Travel, Work, and Community Adaptations
- Pack your usual positioning aids, straps, and oral medication (plus a few extra doses) when traveling, and carry an up-to-date medication and pump-refill list.
- On long flights or drives, plan stops or in-seat stretches every 1–2 hours; a rolled towel supports the lower back or legs.
- Tell new caregivers or support workers your specific triggers and the two or three things that usually calm your tone — on day one.
- At work or school, keep a small “tone kit” (gloves, lubricant if you do digital stretching, a mirror, spare straps) in a private spot.
- If you use paratransit, allow extra time for a quick position check or stretch before the return trip.
What Many People Find Helpful
Many people find a warm shower or bath before bed quiets nighttime spasms. Others keep a foam roller or therapy ball nearby for quick self-stretches during the day. Some notice that consistent standing or FES cycling lowers their baseline tone over weeks.
A simple “trigger card” in your wallet — your top three triggers and the first two things you do about them — saves time on a bad day and helps a new caregiver act fast.

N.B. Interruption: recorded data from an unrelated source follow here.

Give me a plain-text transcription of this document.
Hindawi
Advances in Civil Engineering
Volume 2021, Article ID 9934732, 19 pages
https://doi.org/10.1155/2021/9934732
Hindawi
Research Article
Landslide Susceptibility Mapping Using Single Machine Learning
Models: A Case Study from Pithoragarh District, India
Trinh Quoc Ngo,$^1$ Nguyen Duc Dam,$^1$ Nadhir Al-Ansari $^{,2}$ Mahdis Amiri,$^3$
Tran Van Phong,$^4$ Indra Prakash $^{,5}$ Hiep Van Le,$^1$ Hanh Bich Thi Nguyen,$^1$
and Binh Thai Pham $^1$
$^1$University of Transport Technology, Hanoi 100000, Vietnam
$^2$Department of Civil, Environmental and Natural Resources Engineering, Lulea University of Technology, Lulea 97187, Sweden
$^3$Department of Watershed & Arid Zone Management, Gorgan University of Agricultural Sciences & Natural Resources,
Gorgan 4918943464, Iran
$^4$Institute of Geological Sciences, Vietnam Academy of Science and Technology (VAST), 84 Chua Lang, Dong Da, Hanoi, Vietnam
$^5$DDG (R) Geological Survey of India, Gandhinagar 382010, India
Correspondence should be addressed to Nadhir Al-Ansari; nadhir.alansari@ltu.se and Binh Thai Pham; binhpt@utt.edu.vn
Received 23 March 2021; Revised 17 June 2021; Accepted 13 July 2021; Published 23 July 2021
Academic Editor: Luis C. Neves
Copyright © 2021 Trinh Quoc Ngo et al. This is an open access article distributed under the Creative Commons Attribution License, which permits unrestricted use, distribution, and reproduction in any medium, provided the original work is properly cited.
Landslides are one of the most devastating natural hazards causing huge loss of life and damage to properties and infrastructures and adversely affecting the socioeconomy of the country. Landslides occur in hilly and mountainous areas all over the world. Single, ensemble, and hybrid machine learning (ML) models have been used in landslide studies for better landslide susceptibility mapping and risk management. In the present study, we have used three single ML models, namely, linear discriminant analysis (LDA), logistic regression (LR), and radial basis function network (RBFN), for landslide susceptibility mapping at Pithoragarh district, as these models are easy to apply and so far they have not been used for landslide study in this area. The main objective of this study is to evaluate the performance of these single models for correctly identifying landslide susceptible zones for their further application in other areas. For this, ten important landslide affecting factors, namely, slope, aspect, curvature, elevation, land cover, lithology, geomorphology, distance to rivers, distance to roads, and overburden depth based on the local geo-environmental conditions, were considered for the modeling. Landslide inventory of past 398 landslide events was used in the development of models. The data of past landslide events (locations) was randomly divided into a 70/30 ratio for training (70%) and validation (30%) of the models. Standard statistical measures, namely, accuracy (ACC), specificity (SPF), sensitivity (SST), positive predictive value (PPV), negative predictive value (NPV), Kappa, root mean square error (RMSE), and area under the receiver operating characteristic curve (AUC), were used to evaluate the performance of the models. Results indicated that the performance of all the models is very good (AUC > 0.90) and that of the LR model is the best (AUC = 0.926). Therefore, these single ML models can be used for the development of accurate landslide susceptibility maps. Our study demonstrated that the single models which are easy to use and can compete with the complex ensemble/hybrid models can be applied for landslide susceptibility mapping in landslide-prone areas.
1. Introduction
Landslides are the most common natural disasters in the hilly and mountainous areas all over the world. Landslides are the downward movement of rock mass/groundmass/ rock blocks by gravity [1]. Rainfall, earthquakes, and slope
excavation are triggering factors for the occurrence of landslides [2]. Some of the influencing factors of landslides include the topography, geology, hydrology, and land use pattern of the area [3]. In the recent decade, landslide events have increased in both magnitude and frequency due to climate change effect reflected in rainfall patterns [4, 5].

The most consistent winners are the boring daily habits: a reliable bladder and bowel program, twice-daily skin checks, and the same stretching sequence morning and night. Because tone is often the first warning of a hidden problem, treat a new spasticity pattern as a prompt to investigate, not just something to ride out.
Evidence & Sources
Synthesized from MSKTC factsheets, SCIRE Community evidence summaries, PVA Consortium consumer guides, and Christopher & Dana Reeve Foundation booklets (retrieved 2026-06-24). See RESEARCH-SOURCES.md for complete provenance and cross-bucket details. Mechanism and trigger detail draw heavily on the MSKTC “Spasticity and Spinal Cord Injury” factsheet and SCIRE’s spasticity summary; the treatment-ladder and self-care framing draw on the Reeve “Managing Spasticity” booklet (Second Edition).
Printable One-Pager Notes
- This guide runs longer than a single printed page; for a one-pager, print the Red Flags block, the Noxious-Stimulus Check, and Steps 1–2 of the Management Ladder.
- Keep the Red Flags block and the Noxious-Stimulus Check in the upper half when printed.
- Favor the bulleted checklists over the explanatory prose when space is tight.
- Use 11–12 pt body text and generous line spacing in the site renderer.
- The emoji heading (🚨) prints correctly on modern printers; if your printer drops emojis, write “RED FLAGS — EMERGENCY” by hand at the top.
You are the expert on your own tone. Most people with SCI find a stable, livable balance between too little and too much spasticity once they learn their personal triggers and build a short, repeatable daily routine. Keep this guide with your other self-care notes and review it whenever your pattern changes.